Purim Celebrates Jews, Others, and the Bonds We Need

Purim, which begins at sundown today, is the consummate Jews-and-others holiday. It has the usual theme of persecution by others, along with the less usual triumph. But if you read the whole Megillah—the Book of Esther–it has much else besides, and can serve as a guide.

A supremely powerful but spacey king of Persia fires his wife in a drunken stupor when she refuses to dance for him and his loopy friends. During a kingdom-wide beauty contest (all contestants spend a year beautifying themselves in the king’s palace, which must have left a lot of young men running around in circles and biting themselves) he chooses a likely babe to replace his ex. Need we wonder much about his criteria?

Anyway, his choice, the lovely Esther, turns out to be Jewish–except she doesn’t inform him of this minor fact. Should we call it a lie or just a humongous omission? Either way, she does it on the advice of her cousin and mentor Mordecai, which gives an almost rabbinical stamp of approval to a, an intermarriage and b, a concealment of Jewish faith and identity.
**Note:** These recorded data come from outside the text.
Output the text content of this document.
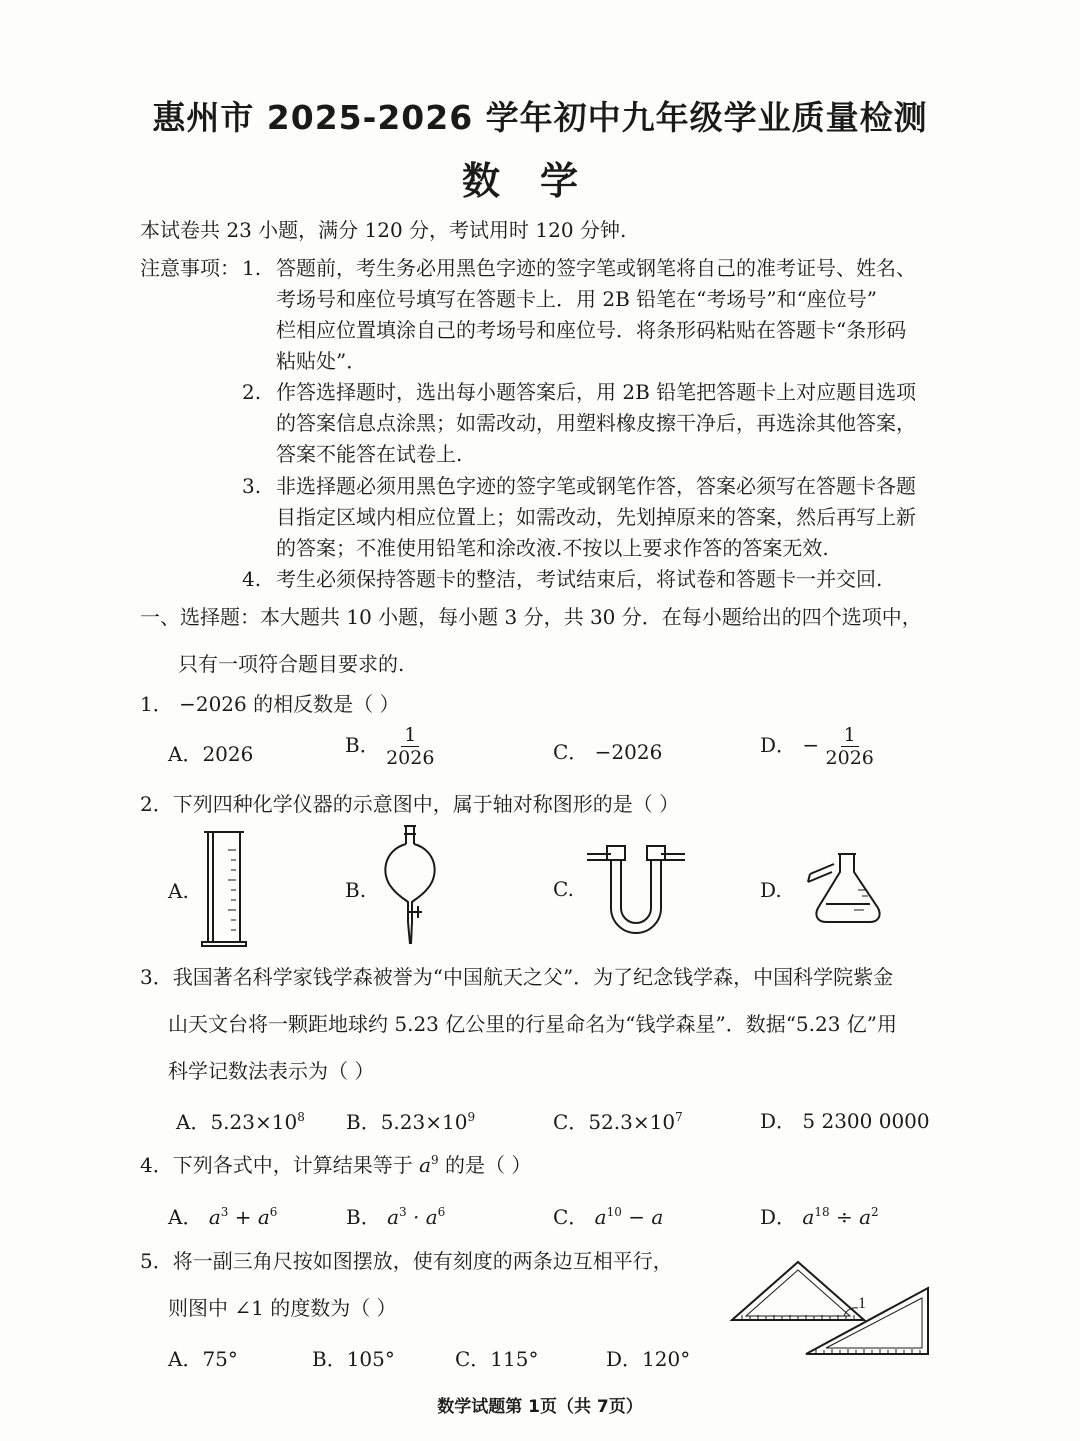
惠州市 2025-2026 学年初中九年级学业质量检测
数学
本试卷共 23 小题，满分 120 分，考试用时 120 分钟.
注意事项： 1. 答题前，考生务必用黑色字迹的签字笔或钢笔将自己的准考证号、姓名、
考场号和座位号填写在答题卡上．用 2B 铅笔在“考场号”和“座位号”
栏相应位置填涂自己的考场号和座位号．将条形码粘贴在答题卡“条形码
粘贴处”．
2. 作答选择题时，选出每小题答案后，用 2B 铅笔把答题卡上对应题目选项
的答案信息点涂黑；如需改动，用塑料橡皮擦干净后，再选涂其他答案，
答案不能答在试卷上.
3. 非选择题必须用黑色字迹的签字笔或钢笔作答，答案必须写在答题卡各题
目指定区域内相应位置上；如需改动，先划掉原来的答案，然后再写上新
的答案；不准使用铅笔和涂改液.不按以上要求作答的答案无效.
4. 考生必须保持答题卡的整洁，考试结束后，将试卷和答题卡一并交回.
一、选择题：本大题共 10 小题，每小题 3 分，共 30 分．在每小题给出的四个选项中，
只有一项符合题目要求的.
1． −2026 的相反数是（ ）
A．2026	B． $\frac{1}{2026}$	C． −2026	D． − $\frac{1}{2026}$
2．下列四种化学仪器的示意图中，属于轴对称图形的是（ ）
A.	B.	C.	D.
3．我国著名科学家钱学森被誉为“中国航天之父”．为了纪念钱学森，中国科学院紫金
山天文台将一颗距地球约 5.23 亿公里的行星命名为“钱学森星”．数据“5.23 亿”用
科学记数法表示为（ ）
A．$5.23\times 10^8$ B．$5.23\times 10^9$	C．$52.3\times 10^7$	D． 5 2300 0000
4．下列各式中，计算结果等于 $a^9$ 的是（ ）
A． $a^3 + a^6$	B． $a^3 \cdot a^6$	C． $a^{10} - a$	D． $a^{18} \div a^2$
5．将一副三角尺按如图摆放，使有刻度的两条边互相平行，
则图中 ∠1 的度数为（ ）
A．75°	B．105°	C．115°	D．120°
1
数学试题第 1页（共 7页）
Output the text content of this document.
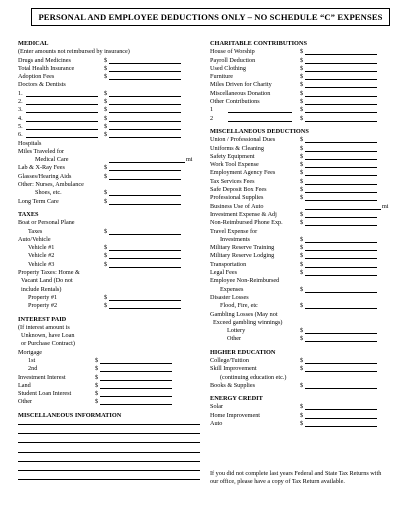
PERSONAL AND EMPLOYEE DEDUCTIONS ONLY – NO SCHEDULE “C” EXPENSES
MEDICAL
(Enter amounts not reimbursed by insurance)
Drugs and Medicines	$
Total Health Insurance	$
Adoption Fees	$
Doctors & Dentists
1.	$
2.	$
3.	$
4.	$
5.	$
6.	$
Hospitals
Miles Traveled for
Medical Care	mi
Lab & X-Ray Fees	$
Glasses/Hearing Aids	$
Other: Nurses, Ambulance
Shoes, etc.	$
Long Term Care	$
TAXES
Boat or Personal Plane
Taxes	$
Auto/Vehicle
Vehicle #1	$
Vehicle #2	$
Vehicle #3	$
Property Taxes: Home &
Vacant Land (Do not
include Rentals)
Property #1	$
Property #2	$
INTEREST PAID
(If interest amount is
Unknown, have Loan
or Purchase Contract)
Mortgage
1st	$
2nd	$
Investment Interest	$
Land	$
Student Loan Interest	$
Other	$
MISCELLANEOUS INFORMATION
CHARITABLE CONTRIBUTIONS
House of Worship	$
Payroll Deduction	$
Used Clothing	$
Furniture	$
Miles Driven for Charity	$
Miscellaneous Donation	$
Other Contributions	$
1	$
2	$
MISCELLANEOUS DEDUCTIONS
Union / Professional Dues	$
Uniforms & Cleaning	$
Safety Equipment	$
Work Tool Expense	$
Employment Agency Fees	$
Tax Services Fees	$
Safe Deposit Box Fees	$
Professional Supplies	$
Business Use of Auto	mi
Investment Expense & Adj	$
Non-Reimbursed Phone Exp.	$
Travel Expense for
Investments	$
Military Reserve Training	$
Military Reserve Lodging	$
Transportation	$
Legal Fees	$
Employee Non-Reimbursed
Expenses	$
Disaster Losses
Flood, Fire, etc	$
Gambling Losses (May not
Exceed gambling winnings)
Lottery	$
Other	$
HIGHER EDUCATION
College/Tuition	$
Skill Improvement	$
(continuing education etc.)
Books & Supplies	$
ENERGY CREDIT
Solar	$
Home Improvement	$
Auto	$
If you did not complete last years Federal and State Tax Returns with our office, please have a copy of Tax Return available.
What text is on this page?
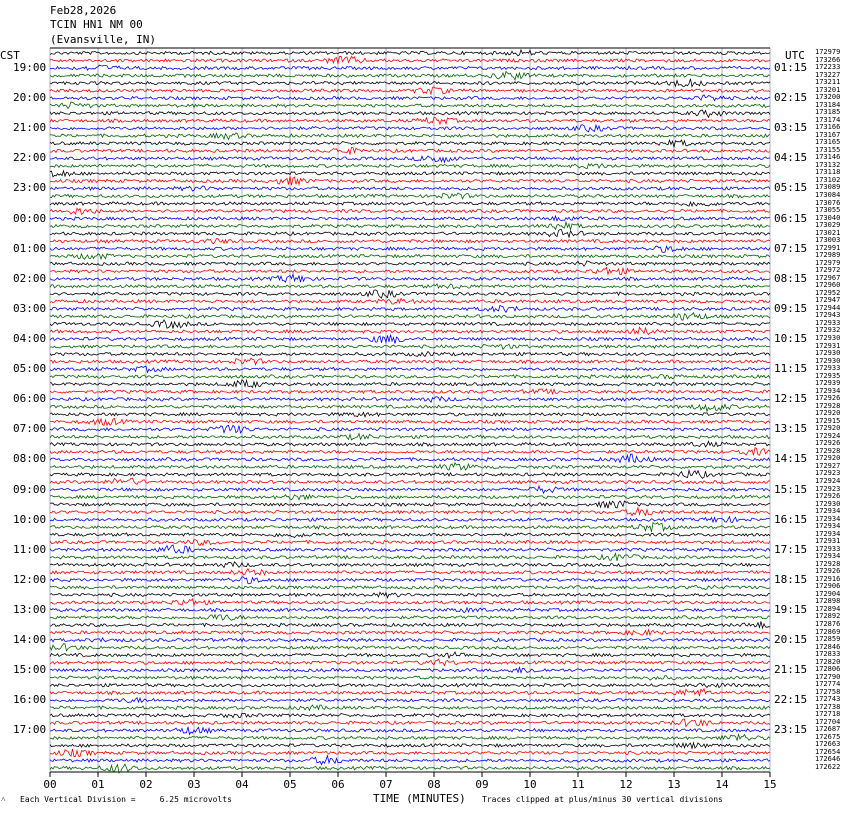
Feb28,2026
TCIN HN1 NM 00
(Evansville, IN)
CST	UTC
00	01	02	03	04	05	06	07	08	09	10	11	12	13	14	15
19:00
20:00
21:00
22:00
23:00
00:00
01:00
02:00
03:00
04:00
05:00
06:00
07:00
08:00
09:00
10:00
11:00
12:00
13:00
14:00
15:00
16:00
17:00
01:15
02:15
03:15
04:15
05:15
06:15
07:15
08:15
09:15
10:15
11:15
12:15
13:15
14:15
15:15
16:15
17:15
18:15
19:15
20:15
21:15
22:15
23:15
172979
173266
172233
173227
173211
173201
173200
173184
173185
173174
173166
173167
173165
173155
173146
173132
173118
173102
173089
173084
173076
173055
173040
173029
173021
173003
172991
172989
172979
172972
172967
172960
172952
172947
172944
172943
172933
172932
172930
172931
172930
172930
172933
172935
172939
172934
172926
172928
172920
172915
172920
172924
172926
172928
172920
172927
172923
172924
172923
172926
172930
172934
172934
172934
172934
172931
172933
172934
172928
172926
172916
172906
172904
172898
172894
172892
172876
172869
172859
172846
172833
172820
172806
172790
172774
172758
172743
172738
172718
172704
172687
172675
172663
172654
172646
172622
˄ Each Vertical Division =     6.25 microvolts	TIME (MINUTES) Traces clipped at plus/minus 30 vertical divisions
Meanwhile, Mordecai overhears two of the king’s own eunuchs plotting to kill him–lingering castration resentment?–and informs the king who, after confirming the fact, adds impalement to the eunuchs’ troubles.

Now the book’s real plot unfolds. Mordecai refuses to bow to the prime minister, Haman, a martinet who gets so angry he tells the king to kill the Jews. All of them. The king says, sure, why not? But “the city of Shushan was dumbfounded”–the Jews had friends in the capital.

The Jews put on sackcloth and fast for three days—today is the fast of Esther, commemorating that—and Mordecai tells Esther she must visit the king unannounced (a good way to get yourself killed) to beg for her people’s lives. Fortunately the king is still in love with her, and offers her half the kingdom.

She asks him and Haman to a feast, and then another, and eventually begs for her life, fingering Haman as the junior Hitler who wants to kill her and all her people. By this time the king has found out that Mordecai saved his life.

Haman and all his ten sons are impaled on the high stakes he has prepared for Mordecai and the Jews. The king can’t rescind his extermination proclamation but issues a new one: Not only can the Jews “assemble and fight for their lives; if any people or province attacks them, they may destroy, massacre, and exterminate its armed force, together with women and children, and plunder their possessions.”

The Jews kill seventy-five thousand persecutors, but decline the spoil; we aren’t told about the women and kids. But there is no doubt that we are celebrating a very bloody occasion with our stories and costumes and drunkenness, one that involves tremendous triumph over a very grave threat. Yet consider the multiple roles played by others.

Esther marries a Gentile king, hiding her Jewishness; this partly clandestine, probably forbidden love saves the Jews. Mordecai serves the king with complete loyalty, and is richly rewarded. Jews, facing mass murder, have Gentile sympathizers as well as enemies, which can only be because they have made alliances outside the community and done much for the good of all. Only some non-Jews attack, and they are taught a very harsh lesson. Jews defend themselves, but show restraint even as they slaughter their enemies.

The lessons for Jews today? Threats will come, but alliances with outsiders, including the most intimate relationships, can be the key to survival. Jews have earn admiration and protection by doing more for the world than the world does for them. And, with the approval of allies in high places, Jews can defend themselves well and exact a bitter price.

An insular Jewish community with no non-Jewish friends will not survive, nor will one that does not fight to defend itself. God is not mentioned in the Book of Esther; it’s about how the Jews of Persia helped themselves. In today’s dangerous world, we could do worse than follow their lead.